Die Europäische Kommission hat sich verpflichtet, im Rahmen ihrer Strategie „Farm to Fork“ ein Nährwertkennzeichnungssystem an vorderster Front einzuführen, das darauf abzielt, eine gesunde und nachhaltige Ernährung in der EU zu fördern. Die Kommission plant, es bis Ende 2022 im gesamten Binnenmarkt umzusetzen.
Als Teil dieses Prozesses hat die Kommission die EFSA, die Europäische Behörde für Lebensmittelsicherheit, um wissenschaftliche Beratung zu den für die öffentliche Gesundheit Europas wichtigen Nährstoffen und nicht nährstoffarmen Lebensmittelkomponenten gebeten. Es wurde auch gebeten, Lebensmittelgruppen mit „wichtiger Rolle“ in der europäischen Ernährung zu bewerten und wissenschaftliche Kriterien zu entwickeln, um die Auswahl der Nährstoffe zu leiten, die in Nährwertprofile aufgenommen werden sollten.
Unterstützt kein ‚Profilmodell‘
Die EFSA hat eine öffentliche Konsultation zu diesem Thema eingeleitet und Ernährungswissenschaftler und andere Sachverständige um Beiträge gebeten.
Die Organisation betonte jedoch, dass ihre Konsultation weder bewertet noch vorschlägt, welches Profilmodell übernommen werden sollte.
„Wir führen eine öffentliche Konsultation durch, um wissenschaftliche Beiträge von anderen Experten, institutionellen Partnern und Interessenvertretern zu unserem Entwurf des wissenschaftlichen Gutachtens einzuholen.“Valeriu Curtui, Leiterin für Ernährung der EFSA, betont.
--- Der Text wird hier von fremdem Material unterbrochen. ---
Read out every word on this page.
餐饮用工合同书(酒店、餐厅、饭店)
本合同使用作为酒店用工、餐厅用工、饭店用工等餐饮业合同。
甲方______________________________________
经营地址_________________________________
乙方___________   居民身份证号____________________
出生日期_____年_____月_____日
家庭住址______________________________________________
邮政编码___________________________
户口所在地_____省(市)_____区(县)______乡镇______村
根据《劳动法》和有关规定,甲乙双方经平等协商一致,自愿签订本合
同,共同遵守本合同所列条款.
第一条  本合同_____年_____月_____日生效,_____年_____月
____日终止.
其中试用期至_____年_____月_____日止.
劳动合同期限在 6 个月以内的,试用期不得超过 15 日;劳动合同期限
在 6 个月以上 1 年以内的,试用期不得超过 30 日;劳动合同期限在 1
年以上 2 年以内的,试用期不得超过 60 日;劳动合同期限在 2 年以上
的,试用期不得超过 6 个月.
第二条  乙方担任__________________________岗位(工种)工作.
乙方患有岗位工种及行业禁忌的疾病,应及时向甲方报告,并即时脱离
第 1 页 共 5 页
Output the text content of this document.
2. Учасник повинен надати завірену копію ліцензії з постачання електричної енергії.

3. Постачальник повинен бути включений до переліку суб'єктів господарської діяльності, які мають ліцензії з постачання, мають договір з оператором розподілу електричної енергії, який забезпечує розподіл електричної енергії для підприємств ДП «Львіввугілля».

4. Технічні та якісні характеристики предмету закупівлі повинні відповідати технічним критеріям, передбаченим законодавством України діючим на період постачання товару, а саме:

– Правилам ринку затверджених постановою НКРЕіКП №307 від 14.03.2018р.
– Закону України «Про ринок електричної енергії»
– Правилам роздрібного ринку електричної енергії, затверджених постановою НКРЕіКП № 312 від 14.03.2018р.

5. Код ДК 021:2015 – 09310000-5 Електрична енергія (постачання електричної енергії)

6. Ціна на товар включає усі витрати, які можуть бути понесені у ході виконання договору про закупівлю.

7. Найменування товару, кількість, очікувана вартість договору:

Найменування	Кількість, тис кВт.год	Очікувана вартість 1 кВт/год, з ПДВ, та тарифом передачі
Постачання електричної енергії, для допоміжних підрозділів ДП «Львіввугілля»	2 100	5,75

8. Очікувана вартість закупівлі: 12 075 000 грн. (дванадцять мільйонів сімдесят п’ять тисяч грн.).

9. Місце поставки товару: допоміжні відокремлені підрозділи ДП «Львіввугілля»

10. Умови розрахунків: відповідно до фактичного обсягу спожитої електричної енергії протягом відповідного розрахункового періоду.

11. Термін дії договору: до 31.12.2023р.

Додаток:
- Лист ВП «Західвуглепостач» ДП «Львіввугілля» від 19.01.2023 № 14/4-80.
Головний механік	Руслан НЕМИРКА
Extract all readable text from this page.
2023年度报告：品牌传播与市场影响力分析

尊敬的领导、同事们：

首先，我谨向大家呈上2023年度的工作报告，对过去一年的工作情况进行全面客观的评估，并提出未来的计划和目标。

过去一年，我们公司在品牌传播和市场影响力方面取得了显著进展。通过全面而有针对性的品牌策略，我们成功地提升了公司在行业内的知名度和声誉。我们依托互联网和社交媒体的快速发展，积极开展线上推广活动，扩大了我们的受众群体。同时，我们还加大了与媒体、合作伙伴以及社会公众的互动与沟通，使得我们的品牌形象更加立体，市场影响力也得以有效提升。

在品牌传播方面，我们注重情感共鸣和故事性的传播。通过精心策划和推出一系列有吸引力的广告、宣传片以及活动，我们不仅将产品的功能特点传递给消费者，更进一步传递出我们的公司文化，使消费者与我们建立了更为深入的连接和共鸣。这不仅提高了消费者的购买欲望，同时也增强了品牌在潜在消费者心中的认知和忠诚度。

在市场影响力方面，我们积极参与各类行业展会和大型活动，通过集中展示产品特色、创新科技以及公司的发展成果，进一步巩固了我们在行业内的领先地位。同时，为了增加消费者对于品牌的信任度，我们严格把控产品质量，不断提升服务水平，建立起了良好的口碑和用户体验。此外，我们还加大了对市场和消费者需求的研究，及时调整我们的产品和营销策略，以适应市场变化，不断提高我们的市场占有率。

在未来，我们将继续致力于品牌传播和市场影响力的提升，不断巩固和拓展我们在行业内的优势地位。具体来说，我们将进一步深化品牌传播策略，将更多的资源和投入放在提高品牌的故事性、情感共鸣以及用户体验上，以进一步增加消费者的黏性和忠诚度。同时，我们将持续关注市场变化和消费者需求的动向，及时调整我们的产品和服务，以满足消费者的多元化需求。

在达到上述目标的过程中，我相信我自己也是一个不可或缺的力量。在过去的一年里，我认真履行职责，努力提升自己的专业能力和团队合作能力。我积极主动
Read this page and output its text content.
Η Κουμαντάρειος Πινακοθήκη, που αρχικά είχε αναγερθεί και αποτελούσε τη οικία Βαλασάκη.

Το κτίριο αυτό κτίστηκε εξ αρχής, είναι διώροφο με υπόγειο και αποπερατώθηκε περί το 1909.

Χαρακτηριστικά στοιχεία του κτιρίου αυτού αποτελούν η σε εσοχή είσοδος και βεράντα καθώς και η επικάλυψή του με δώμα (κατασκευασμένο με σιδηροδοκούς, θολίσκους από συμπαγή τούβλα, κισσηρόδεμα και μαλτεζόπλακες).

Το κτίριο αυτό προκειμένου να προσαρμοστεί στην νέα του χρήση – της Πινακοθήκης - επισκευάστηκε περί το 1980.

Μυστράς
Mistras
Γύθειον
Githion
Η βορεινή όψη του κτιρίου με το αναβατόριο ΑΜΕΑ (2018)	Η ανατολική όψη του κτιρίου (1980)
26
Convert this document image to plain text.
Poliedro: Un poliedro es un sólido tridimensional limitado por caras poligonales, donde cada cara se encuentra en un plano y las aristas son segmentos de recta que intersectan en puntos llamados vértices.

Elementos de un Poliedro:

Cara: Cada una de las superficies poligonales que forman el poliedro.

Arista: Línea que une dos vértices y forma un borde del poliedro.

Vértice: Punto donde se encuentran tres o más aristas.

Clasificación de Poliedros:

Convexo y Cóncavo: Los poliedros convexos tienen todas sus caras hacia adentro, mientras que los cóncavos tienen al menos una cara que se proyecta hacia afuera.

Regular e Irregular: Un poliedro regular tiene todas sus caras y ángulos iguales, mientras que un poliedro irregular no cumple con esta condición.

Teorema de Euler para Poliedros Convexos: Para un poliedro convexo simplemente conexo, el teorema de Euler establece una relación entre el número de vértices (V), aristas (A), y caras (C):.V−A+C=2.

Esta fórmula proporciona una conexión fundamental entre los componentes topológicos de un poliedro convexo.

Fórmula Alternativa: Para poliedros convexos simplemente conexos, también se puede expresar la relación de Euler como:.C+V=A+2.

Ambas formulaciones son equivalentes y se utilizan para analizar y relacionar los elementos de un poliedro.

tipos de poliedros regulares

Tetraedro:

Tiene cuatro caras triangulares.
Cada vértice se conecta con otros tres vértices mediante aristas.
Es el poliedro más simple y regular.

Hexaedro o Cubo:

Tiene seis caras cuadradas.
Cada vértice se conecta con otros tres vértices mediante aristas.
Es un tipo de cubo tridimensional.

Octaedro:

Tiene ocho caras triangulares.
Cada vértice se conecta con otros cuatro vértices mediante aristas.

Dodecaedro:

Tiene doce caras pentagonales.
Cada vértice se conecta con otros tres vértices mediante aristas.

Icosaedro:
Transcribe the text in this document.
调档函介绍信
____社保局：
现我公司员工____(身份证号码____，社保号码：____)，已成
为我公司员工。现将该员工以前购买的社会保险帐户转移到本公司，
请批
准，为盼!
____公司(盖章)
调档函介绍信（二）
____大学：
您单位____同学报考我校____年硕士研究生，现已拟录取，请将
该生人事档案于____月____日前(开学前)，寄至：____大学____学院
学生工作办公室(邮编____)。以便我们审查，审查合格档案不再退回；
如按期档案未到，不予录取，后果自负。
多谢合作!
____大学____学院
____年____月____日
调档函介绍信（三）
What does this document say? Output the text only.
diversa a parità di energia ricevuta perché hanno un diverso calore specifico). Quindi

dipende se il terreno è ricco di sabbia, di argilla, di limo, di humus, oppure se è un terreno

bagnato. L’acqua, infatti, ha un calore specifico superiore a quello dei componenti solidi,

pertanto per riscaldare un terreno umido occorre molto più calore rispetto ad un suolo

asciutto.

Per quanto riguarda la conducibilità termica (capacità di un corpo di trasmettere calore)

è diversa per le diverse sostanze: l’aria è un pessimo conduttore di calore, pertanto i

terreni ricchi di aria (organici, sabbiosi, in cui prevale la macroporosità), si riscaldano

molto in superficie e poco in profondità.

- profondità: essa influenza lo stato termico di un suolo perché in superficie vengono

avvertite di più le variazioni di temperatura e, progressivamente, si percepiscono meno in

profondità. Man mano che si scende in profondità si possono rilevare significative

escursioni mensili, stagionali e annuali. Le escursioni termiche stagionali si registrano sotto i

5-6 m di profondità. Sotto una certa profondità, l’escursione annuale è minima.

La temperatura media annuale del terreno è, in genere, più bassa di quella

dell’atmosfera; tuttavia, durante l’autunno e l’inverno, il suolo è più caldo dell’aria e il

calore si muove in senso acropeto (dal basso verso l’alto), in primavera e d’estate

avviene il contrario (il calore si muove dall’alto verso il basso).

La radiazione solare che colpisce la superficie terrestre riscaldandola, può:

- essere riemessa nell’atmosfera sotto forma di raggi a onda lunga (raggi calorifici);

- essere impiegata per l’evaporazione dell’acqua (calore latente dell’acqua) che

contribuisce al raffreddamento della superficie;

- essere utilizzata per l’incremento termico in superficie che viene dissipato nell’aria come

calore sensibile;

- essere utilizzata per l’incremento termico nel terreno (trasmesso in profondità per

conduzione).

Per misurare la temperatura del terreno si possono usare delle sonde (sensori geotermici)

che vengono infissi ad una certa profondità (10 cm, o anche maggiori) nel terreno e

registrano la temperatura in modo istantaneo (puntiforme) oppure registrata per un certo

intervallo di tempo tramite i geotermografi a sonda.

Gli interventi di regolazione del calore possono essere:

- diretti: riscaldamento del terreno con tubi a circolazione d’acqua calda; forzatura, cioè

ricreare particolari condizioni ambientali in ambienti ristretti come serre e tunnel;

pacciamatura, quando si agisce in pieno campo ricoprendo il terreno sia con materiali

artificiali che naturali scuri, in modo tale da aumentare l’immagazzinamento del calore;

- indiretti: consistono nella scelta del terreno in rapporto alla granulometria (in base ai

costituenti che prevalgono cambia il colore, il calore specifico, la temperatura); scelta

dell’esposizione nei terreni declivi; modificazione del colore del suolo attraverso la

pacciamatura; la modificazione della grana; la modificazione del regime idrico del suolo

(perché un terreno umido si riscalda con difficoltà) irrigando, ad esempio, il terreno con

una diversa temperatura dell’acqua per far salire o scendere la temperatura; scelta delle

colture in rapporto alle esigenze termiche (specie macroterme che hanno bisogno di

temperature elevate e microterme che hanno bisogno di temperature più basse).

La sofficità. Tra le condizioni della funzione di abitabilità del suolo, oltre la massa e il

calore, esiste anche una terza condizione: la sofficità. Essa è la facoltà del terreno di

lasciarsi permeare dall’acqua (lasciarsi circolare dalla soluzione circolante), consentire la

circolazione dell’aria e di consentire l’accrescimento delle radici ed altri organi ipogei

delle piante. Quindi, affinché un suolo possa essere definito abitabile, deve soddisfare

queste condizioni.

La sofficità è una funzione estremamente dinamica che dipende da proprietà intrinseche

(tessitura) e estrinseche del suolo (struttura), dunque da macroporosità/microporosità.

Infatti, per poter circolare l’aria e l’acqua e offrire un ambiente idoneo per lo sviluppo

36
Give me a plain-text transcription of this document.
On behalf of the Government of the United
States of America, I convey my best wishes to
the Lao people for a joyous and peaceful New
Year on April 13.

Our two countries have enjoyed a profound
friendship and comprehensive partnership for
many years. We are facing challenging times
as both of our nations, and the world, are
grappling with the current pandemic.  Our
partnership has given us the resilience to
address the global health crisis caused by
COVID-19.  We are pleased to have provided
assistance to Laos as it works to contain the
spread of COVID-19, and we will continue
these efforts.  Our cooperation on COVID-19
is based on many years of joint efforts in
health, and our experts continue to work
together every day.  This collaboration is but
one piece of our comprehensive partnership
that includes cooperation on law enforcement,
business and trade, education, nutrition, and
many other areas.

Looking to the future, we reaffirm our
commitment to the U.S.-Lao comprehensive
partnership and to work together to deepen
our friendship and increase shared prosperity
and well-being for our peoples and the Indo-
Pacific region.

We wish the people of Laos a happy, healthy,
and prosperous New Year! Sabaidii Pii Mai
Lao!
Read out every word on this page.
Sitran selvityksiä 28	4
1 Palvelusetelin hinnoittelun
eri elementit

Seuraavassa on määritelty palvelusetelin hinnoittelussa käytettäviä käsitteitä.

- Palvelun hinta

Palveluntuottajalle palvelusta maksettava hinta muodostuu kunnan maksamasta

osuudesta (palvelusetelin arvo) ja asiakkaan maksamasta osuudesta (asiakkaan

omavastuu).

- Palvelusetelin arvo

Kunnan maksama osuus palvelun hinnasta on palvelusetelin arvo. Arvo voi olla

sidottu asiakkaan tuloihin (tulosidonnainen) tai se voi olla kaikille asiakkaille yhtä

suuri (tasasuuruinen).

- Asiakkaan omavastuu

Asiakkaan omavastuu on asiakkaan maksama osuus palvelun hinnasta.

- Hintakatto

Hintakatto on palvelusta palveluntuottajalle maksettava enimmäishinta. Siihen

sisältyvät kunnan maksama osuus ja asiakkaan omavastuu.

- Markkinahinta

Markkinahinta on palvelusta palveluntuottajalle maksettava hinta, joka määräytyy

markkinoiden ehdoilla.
„Wir möchten alle, die sich für dieses Thema interessieren, daran erinnern, dass unsere wissenschaftliche Beratung darauf abzielt, Nährwertprofilmodelle für die Lebensmittelkennzeichnung auf der Vorderseite der Verpackung zu erstellen und Lebensmittelaussagen einzuschränken. In diesem Stellungnahmeentwurf wird jedoch kein spezifisches Nährwertprofilmodell für die Lebensmittelkennzeichnung auf der Verpackung bewertet oder vorgeschlagen.“,
Dies ist ein wichtiger Punkt, denn die Art des gewählten Systems erweist sich als umstrittenes politisches Thema.
Das Nutri-Score-System wird von Frankreich geleitet und ist in Ländern wie Belgien, Deutschland, Spanien und den Niederlanden integriert. Dieses Modell berücksichtigt sowohl positive als auch negative Nährstoffe, um ein Produkt mit einem allgemeinen Gesundheitsranking zu versehen. Es bewertet Lebensmittel von -15 für die „gesündesten“ Produkte bis +40 für diejenigen, die „weniger gesund“ sind. Basierend auf dieser Punktzahl erhält das Produkt einen Buchstaben mit entsprechendem Farbcode: von Dunkelgrün (A) bis Dunkelrot (F).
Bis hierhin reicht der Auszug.